Yeah, it’s not great, but it’s good. The actors take the material more seriously than it deserves. It’s so nice to see Jackman’s Wolverine make the full transition from selfish amnesiac creep to calm, mature hero/mentor. Poor Jennifer Lawrence, though -- her Mystique is mostly a tool of the plot, and after David O. Russell and Katniss Everdeen, we know how much better she warrants. But then Evan Peters sprints into the film, and strolls away with the film, as the super-speedy delinquent Quicksilver. Team Avengers has already lost that battle, unless Aaron Taylor-Johnson has more up his sleeve than I think. Peters’ playful role captures the giddy fun of being a superhero, even an outcast maligned by society. This is why nobody likes the new Spider-Man incarnation. Why Iron Man is our favorite Avenger. Because the best costumed crusaders don’t take themselves too seriously. The X-Men franchise soldiers on, heavily flawed but capable, breaking up its dark social commentary with scenes like Magneto lifting an entire football stadium, or Blink (Fan Bingbing) using her powers to turn a fight scene into a tense game of Portal. Moments that make us giggle at their superpowered audacity. That’s what it’s all about.

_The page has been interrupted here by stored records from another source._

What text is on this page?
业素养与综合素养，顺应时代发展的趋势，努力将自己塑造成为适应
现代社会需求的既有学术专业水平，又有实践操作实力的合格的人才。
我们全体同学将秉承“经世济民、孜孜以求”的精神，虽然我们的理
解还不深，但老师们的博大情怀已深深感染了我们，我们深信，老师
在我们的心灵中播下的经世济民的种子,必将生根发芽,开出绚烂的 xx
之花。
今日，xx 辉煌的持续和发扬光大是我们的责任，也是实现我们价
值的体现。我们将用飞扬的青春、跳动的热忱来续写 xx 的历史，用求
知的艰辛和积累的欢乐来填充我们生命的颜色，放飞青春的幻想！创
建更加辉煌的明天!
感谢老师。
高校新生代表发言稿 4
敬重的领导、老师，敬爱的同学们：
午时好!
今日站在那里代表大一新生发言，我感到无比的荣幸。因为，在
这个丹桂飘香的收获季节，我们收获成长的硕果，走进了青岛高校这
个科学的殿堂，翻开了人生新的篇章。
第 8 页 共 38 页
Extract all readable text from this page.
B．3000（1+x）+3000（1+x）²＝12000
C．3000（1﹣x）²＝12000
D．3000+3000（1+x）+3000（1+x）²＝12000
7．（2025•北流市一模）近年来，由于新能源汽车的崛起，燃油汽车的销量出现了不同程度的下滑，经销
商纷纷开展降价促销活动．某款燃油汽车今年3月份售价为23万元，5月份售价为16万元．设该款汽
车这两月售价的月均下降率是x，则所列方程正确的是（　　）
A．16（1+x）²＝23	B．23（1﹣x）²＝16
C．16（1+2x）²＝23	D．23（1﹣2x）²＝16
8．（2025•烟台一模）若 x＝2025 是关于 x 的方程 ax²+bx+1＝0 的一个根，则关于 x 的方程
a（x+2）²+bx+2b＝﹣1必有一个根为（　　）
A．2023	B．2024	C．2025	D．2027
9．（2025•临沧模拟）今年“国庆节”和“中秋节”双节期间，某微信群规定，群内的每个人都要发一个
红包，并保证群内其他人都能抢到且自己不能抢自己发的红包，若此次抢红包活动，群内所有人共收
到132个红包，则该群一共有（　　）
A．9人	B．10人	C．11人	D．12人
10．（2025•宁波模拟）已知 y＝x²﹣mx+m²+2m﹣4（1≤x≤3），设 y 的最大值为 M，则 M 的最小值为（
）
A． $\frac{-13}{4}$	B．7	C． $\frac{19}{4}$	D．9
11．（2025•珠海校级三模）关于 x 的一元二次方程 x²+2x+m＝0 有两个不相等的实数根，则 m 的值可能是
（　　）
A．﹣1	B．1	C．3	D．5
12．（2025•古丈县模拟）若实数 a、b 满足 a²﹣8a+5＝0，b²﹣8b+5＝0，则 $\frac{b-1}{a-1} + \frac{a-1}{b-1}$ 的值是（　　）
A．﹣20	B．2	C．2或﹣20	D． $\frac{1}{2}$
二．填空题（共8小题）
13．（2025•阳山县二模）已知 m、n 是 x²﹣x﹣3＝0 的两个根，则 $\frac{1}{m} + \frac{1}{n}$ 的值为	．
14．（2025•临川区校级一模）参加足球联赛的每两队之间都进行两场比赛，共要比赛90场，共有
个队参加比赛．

X-Men: Days of Future Past serves as a nice culmination of the series thus far. I can’t spoil the ending, but its implications are pretty significant. It feels like an ending. Of course, there’s a post-credits teaser, and it’s cryptic enough that a non-comic-book-devotee such as myself had to do a little research. But if the next film is more of the same, if we have retro chic and superpowered fireworks and more Quicksilver and a Gambit who isn’t a shoehorned afterthought played by franchise-murderer Taylor Kitsch...I’m there. I may be a little guilty about my fondness for this wonky series, but I’m there.
VERDICT: It ain’t great art, even by superhero flick standards, but it gets a respectable squee.